Als Sarah Hughes nach unten ging, sah sie zufällig diese Szene. Ihr Ekel war deutlich in ihrem Verhalten zu erkennen, als sie höhnisch sagte: „Sie hat kein Problem damit, Eloises hart verdientes Geld zu schnorren.“
Killian spürte, wie ihn eine Welle der Schuld überkam. Sarah tat ihm leid. Er versprach ihr, sich von Bella scheiden zu lassen und einen klaren Schlussstrich unter die Beziehung zwischen Bella und ihrer Tochter zu ziehen. Doch Caroline blieb in ihrem Leben wie ein lästiger Floh haften und sie wurden sie immer noch nicht los.
„Es ist nur bis morgen. Ab morgen wird alles gut. Mach dir keine Sorge. Auf dieser Party werden mehrere Leute mit hohem Ansehen sein. Egal, wen Caroline letztendlich heiratet, unsere Familie wird keinen Verlust erleiden. Stattdessen bekommen wir ein Geschenk im Wert von mindestens mehreren hundert Millionen“, lockte er mit sanfter Stimme.
„Das hoffe ich, denn wie lange müssen wir sie sonst noch unterstützen?“ Sarah schnaubte.
Draußen vor der Tür, außer Sichtweite, lauschte Caroline schweigend ihrem Gespräch. Die Bankkarte in ihrer Tasche grub sich in ihre Handfläche, als sie sie fest umklammerte.
Sie war nach draußen gegangen, um zu gehen, hielt aber inne, als ihr auffiel, dass sie vergessen hatte, die PC-Maus mitzunehmen. Sie drehte sich um, um das Haus zu betrachten, das sich vor ihr abzeichnete, und wollte gerade wieder hineingehen und nach oben gehen, um es zu holen, als sie ihr Gespräch mithörte.
Der Gedanke, dass Killian sie verkaufen und die Vorteile ihres Gebrauchs einstreichen wollte, schoss ihr durch den Kopf.
Ein spöttisches Grinsen erschien auf ihren Lippen, als sie auf dem Absatz kehrtmachte und die Hughes-Residenz verließ.
In der World Mall herrschte geschäftiges Treiben, Käufer und Familien eilten, um an ihr Ziel zu gelangen.
Auf ihrem Telefonbildschirm erschien eine Benachrichtigung. King hatte eine Nachricht gesendet. „Bist du schon angekommen?“
"Ja. „Ich werde ein Café finden“, antwortete Caroline schnell.

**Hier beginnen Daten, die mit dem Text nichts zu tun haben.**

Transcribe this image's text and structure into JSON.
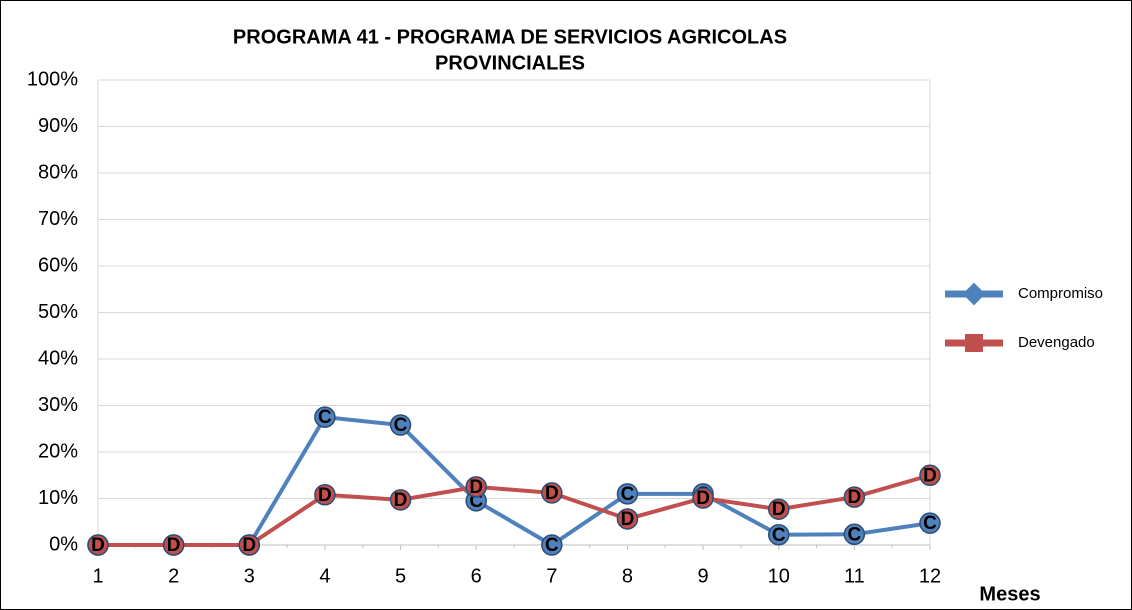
{
  "chart_data": {
    "type": "line",
    "title": [
      "PROGRAMA 41 - PROGRAMA DE SERVICIOS AGRICOLAS",
      "PROVINCIALES"
    ],
    "x_label": "Meses",
    "categories": [
      "1",
      "2",
      "3",
      "4",
      "5",
      "6",
      "7",
      "8",
      "9",
      "10",
      "11",
      "12"
    ],
    "series": [
      {
        "name": "Compromiso",
        "color": "#4f81bd",
        "point_label": "C",
        "values": [
          0,
          0,
          0,
          27.5,
          25.8,
          9.5,
          0,
          11,
          11,
          2.2,
          2.3,
          4.7
        ]
      },
      {
        "name": "Devengado",
        "color": "#c0504d",
        "point_label": "D",
        "values": [
          0,
          0,
          0,
          10.8,
          9.7,
          12.5,
          11.2,
          5.6,
          10.1,
          7.7,
          10.3,
          15
        ]
      }
    ],
    "ylim": [
      0,
      100
    ],
    "yticks": [
      {
        "value": 0,
        "label": "0%"
      },
      {
        "value": 10,
        "label": "10%"
      },
      {
        "value": 20,
        "label": "20%"
      },
      {
        "value": 30,
        "label": "30%"
      },
      {
        "value": 40,
        "label": "40%"
      },
      {
        "value": 50,
        "label": "50%"
      },
      {
        "value": 60,
        "label": "60%"
      },
      {
        "value": 70,
        "label": "70%"
      },
      {
        "value": 80,
        "label": "80%"
      },
      {
        "value": 90,
        "label": "90%"
      },
      {
        "value": 100,
        "label": "100%"
      }
    ],
    "grid": true,
    "legend": "right"
  }
}
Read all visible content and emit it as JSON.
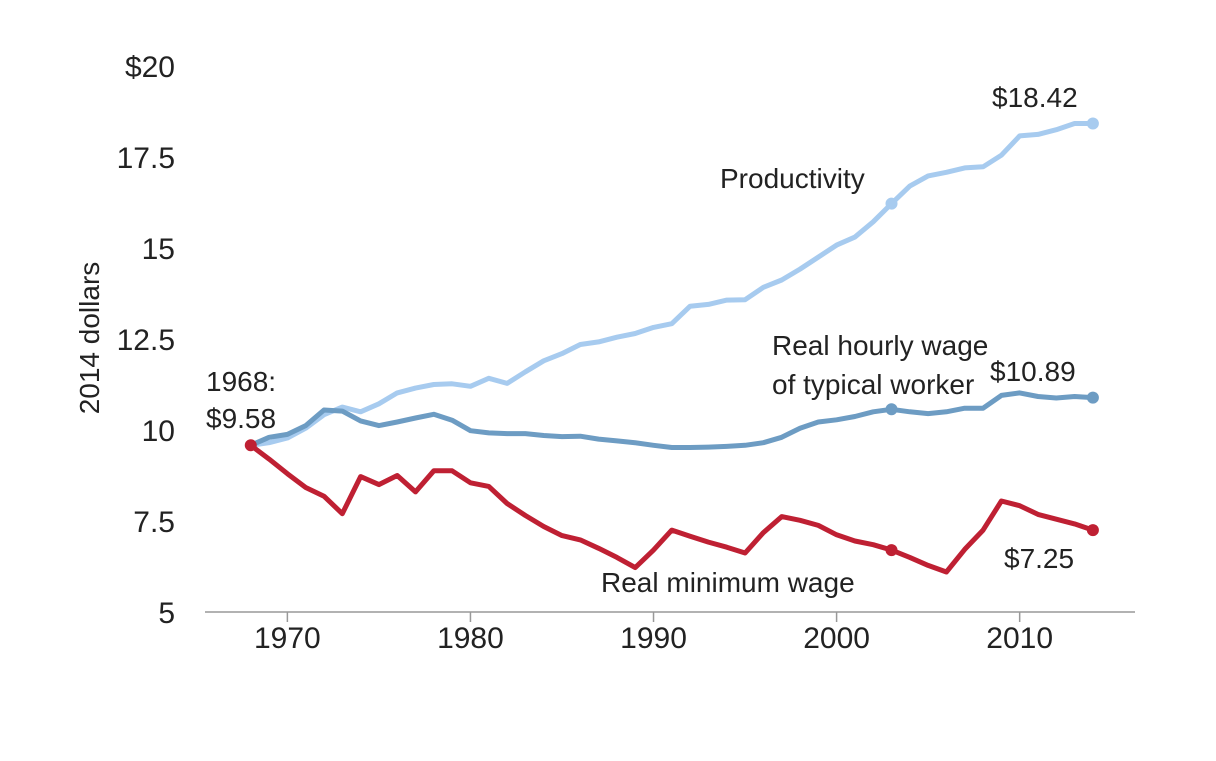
{
  "chart_data": {
    "type": "line",
    "title": "",
    "xlabel": "",
    "ylabel": "2014 dollars",
    "xlim": [
      1965.5,
      2016.3
    ],
    "ylim": [
      5,
      20
    ],
    "x_ticks": [
      1970,
      1980,
      1990,
      2000,
      2010
    ],
    "y_ticks": [
      {
        "value": 5,
        "label": "5"
      },
      {
        "value": 7.5,
        "label": "7.5"
      },
      {
        "value": 10,
        "label": "10"
      },
      {
        "value": 12.5,
        "label": "12.5"
      },
      {
        "value": 15,
        "label": "15"
      },
      {
        "value": 17.5,
        "label": "17.5"
      },
      {
        "value": 20,
        "label": "$20"
      }
    ],
    "grid": false,
    "x": [
      1968,
      1969,
      1970,
      1971,
      1972,
      1973,
      1974,
      1975,
      1976,
      1977,
      1978,
      1979,
      1980,
      1981,
      1982,
      1983,
      1984,
      1985,
      1986,
      1987,
      1988,
      1989,
      1990,
      1991,
      1992,
      1993,
      1994,
      1995,
      1996,
      1997,
      1998,
      1999,
      2000,
      2001,
      2002,
      2003,
      2004,
      2005,
      2006,
      2007,
      2008,
      2009,
      2010,
      2011,
      2012,
      2013,
      2014
    ],
    "series": [
      {
        "name": "Productivity",
        "color": "#a7cbef",
        "values": [
          9.58,
          9.65,
          9.78,
          10.05,
          10.42,
          10.63,
          10.5,
          10.72,
          11.02,
          11.15,
          11.25,
          11.27,
          11.2,
          11.42,
          11.28,
          11.6,
          11.9,
          12.1,
          12.35,
          12.42,
          12.55,
          12.65,
          12.82,
          12.92,
          13.4,
          13.45,
          13.57,
          13.58,
          13.92,
          14.12,
          14.42,
          14.75,
          15.08,
          15.3,
          15.72,
          16.22,
          16.7,
          16.98,
          17.08,
          17.2,
          17.23,
          17.55,
          18.08,
          18.12,
          18.25,
          18.42,
          18.42
        ]
      },
      {
        "name": "Real hourly wage of typical worker",
        "color": "#6d9cc3",
        "values": [
          9.58,
          9.8,
          9.88,
          10.12,
          10.55,
          10.52,
          10.25,
          10.12,
          10.22,
          10.33,
          10.43,
          10.27,
          9.98,
          9.92,
          9.9,
          9.9,
          9.85,
          9.82,
          9.83,
          9.75,
          9.7,
          9.65,
          9.58,
          9.52,
          9.52,
          9.53,
          9.55,
          9.58,
          9.65,
          9.8,
          10.05,
          10.22,
          10.28,
          10.37,
          10.5,
          10.57,
          10.5,
          10.45,
          10.5,
          10.6,
          10.6,
          10.95,
          11.02,
          10.92,
          10.88,
          10.92,
          10.89
        ]
      },
      {
        "name": "Real minimum wage",
        "color": "#bf2033",
        "values": [
          9.58,
          9.2,
          8.8,
          8.42,
          8.18,
          7.7,
          8.72,
          8.5,
          8.75,
          8.3,
          8.88,
          8.88,
          8.55,
          8.45,
          7.98,
          7.65,
          7.35,
          7.1,
          6.98,
          6.75,
          6.5,
          6.22,
          6.7,
          7.25,
          7.08,
          6.92,
          6.78,
          6.62,
          7.18,
          7.62,
          7.52,
          7.38,
          7.12,
          6.95,
          6.85,
          6.7,
          6.5,
          6.28,
          6.1,
          6.72,
          7.25,
          8.05,
          7.92,
          7.68,
          7.55,
          7.42,
          7.25
        ]
      }
    ],
    "markers": [
      {
        "series": 0,
        "x": 2003,
        "y": 16.22
      },
      {
        "series": 0,
        "x": 2014,
        "y": 18.42
      },
      {
        "series": 1,
        "x": 2003,
        "y": 10.57
      },
      {
        "series": 1,
        "x": 2014,
        "y": 10.89
      },
      {
        "series": 2,
        "x": 1968,
        "y": 9.58
      },
      {
        "series": 2,
        "x": 2003,
        "y": 6.7
      },
      {
        "series": 2,
        "x": 2014,
        "y": 7.25
      }
    ],
    "annotations": {
      "start_year": "1968:",
      "start_value": "$9.58",
      "productivity_label": "Productivity",
      "productivity_end": "$18.42",
      "wage_label_line1": "Real hourly wage",
      "wage_label_line2": "of typical worker",
      "wage_end": "$10.89",
      "minwage_label": "Real minimum wage",
      "minwage_end": "$7.25"
    }
  }
}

Sie steckte ihr Telefon weg, sah sich um und ging durch den Eingang des Einkaufszentrums.
Auf der Suche nach einem geeigneten Café näherte sie sich der großen Wendeltreppe, und plötzlich drängte sich eine Gruppe geschäftiger Menschen vor ihr zusammen und sperrte den Bereich mit Absperrband ab. „Platz machen! Bitte gehen Sie aus dem Weg!"

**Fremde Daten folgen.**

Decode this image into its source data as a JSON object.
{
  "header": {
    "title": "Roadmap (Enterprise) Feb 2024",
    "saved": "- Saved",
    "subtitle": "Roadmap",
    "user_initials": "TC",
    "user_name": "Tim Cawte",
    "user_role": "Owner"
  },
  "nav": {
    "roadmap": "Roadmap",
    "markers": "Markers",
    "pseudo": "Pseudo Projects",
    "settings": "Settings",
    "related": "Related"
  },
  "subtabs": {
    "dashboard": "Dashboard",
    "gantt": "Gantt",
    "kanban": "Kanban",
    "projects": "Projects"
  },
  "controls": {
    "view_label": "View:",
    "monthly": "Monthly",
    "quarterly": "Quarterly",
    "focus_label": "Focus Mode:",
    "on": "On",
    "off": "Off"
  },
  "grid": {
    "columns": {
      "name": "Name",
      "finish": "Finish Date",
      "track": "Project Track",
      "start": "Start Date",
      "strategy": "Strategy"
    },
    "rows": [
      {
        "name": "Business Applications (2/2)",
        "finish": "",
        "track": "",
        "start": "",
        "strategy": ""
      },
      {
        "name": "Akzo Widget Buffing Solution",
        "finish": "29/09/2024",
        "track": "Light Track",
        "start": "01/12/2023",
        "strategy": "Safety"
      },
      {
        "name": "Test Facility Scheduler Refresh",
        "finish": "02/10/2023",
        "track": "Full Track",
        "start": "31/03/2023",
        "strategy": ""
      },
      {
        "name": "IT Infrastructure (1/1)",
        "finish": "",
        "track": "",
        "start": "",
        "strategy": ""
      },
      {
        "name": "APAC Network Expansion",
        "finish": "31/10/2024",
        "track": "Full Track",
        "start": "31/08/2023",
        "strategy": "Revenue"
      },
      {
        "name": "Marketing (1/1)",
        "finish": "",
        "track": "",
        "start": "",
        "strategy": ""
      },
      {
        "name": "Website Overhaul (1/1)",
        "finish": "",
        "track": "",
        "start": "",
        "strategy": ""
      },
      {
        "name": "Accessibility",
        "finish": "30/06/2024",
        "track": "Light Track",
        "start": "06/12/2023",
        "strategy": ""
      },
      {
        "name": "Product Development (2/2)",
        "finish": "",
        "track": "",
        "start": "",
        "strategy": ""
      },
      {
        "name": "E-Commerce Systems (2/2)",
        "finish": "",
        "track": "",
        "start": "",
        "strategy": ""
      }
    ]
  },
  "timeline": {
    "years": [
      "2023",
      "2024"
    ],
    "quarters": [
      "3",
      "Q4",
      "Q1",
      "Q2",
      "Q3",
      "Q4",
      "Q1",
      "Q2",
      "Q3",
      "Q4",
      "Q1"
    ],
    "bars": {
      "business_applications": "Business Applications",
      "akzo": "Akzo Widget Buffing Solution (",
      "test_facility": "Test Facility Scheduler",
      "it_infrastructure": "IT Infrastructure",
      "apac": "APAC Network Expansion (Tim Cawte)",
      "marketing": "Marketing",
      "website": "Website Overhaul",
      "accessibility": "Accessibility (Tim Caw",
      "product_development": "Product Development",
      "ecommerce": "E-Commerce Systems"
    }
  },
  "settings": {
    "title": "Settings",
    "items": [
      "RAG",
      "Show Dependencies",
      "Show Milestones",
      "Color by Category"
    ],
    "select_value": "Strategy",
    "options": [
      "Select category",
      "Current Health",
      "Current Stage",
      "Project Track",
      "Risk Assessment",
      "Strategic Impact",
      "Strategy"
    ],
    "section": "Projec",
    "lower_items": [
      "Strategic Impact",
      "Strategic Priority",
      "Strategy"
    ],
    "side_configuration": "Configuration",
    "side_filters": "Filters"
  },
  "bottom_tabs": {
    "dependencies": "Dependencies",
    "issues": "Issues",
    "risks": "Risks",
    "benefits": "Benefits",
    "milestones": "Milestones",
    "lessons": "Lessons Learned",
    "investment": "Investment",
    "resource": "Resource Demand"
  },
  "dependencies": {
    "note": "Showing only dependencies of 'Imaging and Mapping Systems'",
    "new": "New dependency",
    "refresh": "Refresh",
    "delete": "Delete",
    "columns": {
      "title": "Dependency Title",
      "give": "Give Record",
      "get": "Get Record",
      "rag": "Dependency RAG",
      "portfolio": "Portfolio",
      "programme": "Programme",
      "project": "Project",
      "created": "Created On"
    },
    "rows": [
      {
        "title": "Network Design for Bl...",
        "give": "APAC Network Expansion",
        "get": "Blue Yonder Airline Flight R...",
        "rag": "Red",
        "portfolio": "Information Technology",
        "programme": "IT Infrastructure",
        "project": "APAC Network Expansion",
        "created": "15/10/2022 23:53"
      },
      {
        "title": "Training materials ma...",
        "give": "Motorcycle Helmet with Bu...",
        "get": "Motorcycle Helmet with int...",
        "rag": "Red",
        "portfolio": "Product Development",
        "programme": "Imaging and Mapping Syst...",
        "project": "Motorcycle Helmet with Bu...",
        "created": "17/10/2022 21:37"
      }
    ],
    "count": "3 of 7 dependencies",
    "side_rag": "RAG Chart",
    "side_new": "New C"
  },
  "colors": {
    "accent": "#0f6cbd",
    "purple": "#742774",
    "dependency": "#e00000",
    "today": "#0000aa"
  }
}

Caroline warf einen unbewussten Blick auf den ganzen Tumult und nahm an, dass es sich um eine Art Rolltreppenunfall handelte.
„Ist das Herr Patel? Ich habe gehört, dass Herr Patel heute die World Mall besucht hat, um den Übernahmeplan zu besprechen. Ich schätze, es muss wahr sein!" Vor Caroline standen zwei Reporter, die schwere Kameras hochhielten und vor Aufregung summten. Sie versuchten ihr Bestes, sich nach vorne zu drängen, ohne über die Warnlinie zu fallen.

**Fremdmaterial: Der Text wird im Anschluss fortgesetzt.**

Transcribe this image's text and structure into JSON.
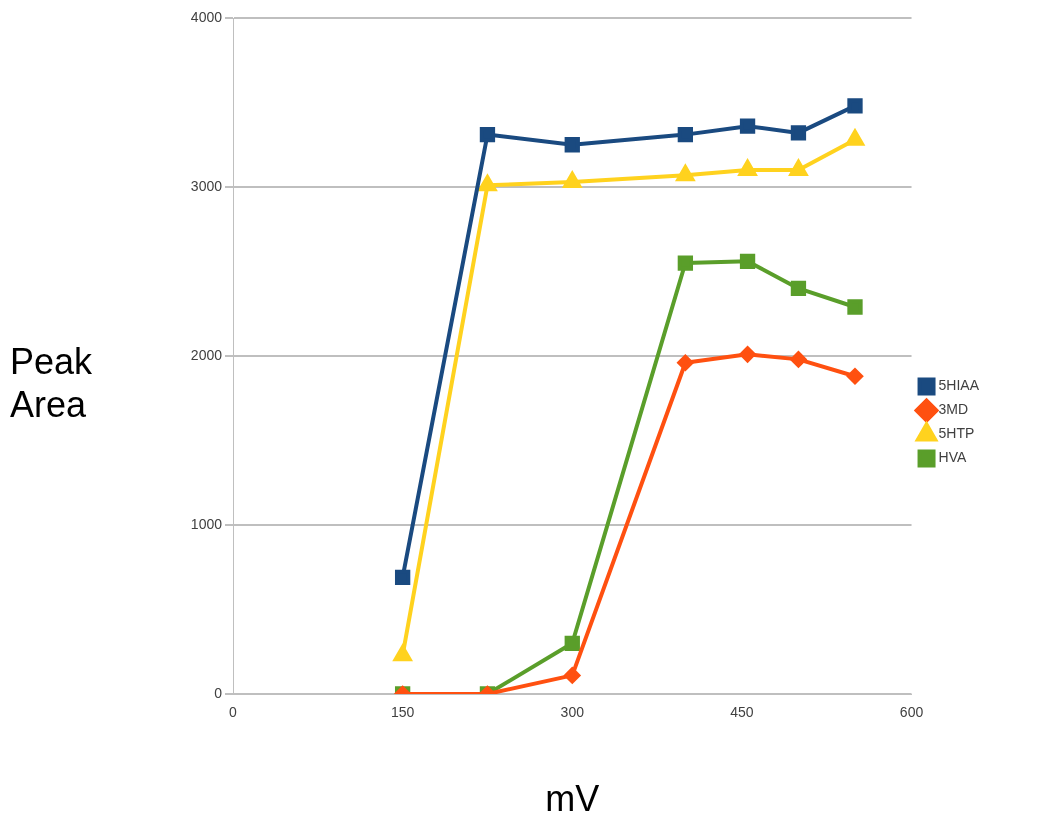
{
  "chart_data": {
    "type": "line",
    "xlabel": "mV",
    "ylabel": "Peak Area",
    "xlim": [
      0,
      600
    ],
    "xticks": [
      0,
      150,
      300,
      450,
      600
    ],
    "ylim": [
      0,
      4000
    ],
    "yticks": [
      0,
      1000,
      2000,
      3000,
      4000
    ],
    "grid": "y",
    "legend": "right",
    "line_style": "solid",
    "series": [
      {
        "name": "5HIAA",
        "color": "#1a4a80",
        "marker": "square",
        "x": [
          150,
          225,
          300,
          400,
          455,
          500,
          550
        ],
        "values": [
          690,
          3310,
          3250,
          3310,
          3360,
          3320,
          3480
        ]
      },
      {
        "name": "3MD",
        "color": "#ff5010",
        "marker": "diamond",
        "x": [
          150,
          225,
          300,
          400,
          455,
          500,
          550
        ],
        "values": [
          0,
          0,
          110,
          1960,
          2010,
          1980,
          1880
        ]
      },
      {
        "name": "5HTP",
        "color": "#ffd21e",
        "marker": "triangle",
        "x": [
          150,
          225,
          300,
          400,
          455,
          500,
          550
        ],
        "values": [
          230,
          3010,
          3030,
          3070,
          3100,
          3100,
          3280
        ]
      },
      {
        "name": "HVA",
        "color": "#5a9e2a",
        "marker": "square",
        "x": [
          150,
          225,
          300,
          400,
          455,
          500,
          550
        ],
        "values": [
          0,
          0,
          300,
          2550,
          2560,
          2400,
          2290
        ]
      }
    ]
  }
}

„Außerdem ist World Mall das zehnte Unternehmen, das die Whirlpool Group fusioniert hat, nicht wahr? Herr Patel brauchte lediglich vier Jahre, um der Familie Patel zu einem so großartigen Comeback zu verhelfen. Er ist wirklich ein Genie im Geschäftsleben!“
Herr Patel?
Caroline runzelte die Stirn. Sie hob den Blick und blickte zum oberen Ende der spiralförmigen Rolltreppe, die sich über drei Stockwerke erstreckte – ein einzigartiges Merkmal der World Mall.
Außer einigen schwarz gekleideten Leibwächtern an beiden Enden stand nur ein großer Mann im Anzug auf der Rolltreppe. Er hielt einen kleinen Jungen, der aussah, als wäre er zwei oder drei Jahre alt, in einem Arm. Mit seinem strengen Gesicht und den breiten Schultern wirkte er so mächtig wie ein Kaiser.
Caroline musste nur einen Blick darauf werfen, um den Mann als Rafael zu erkennen.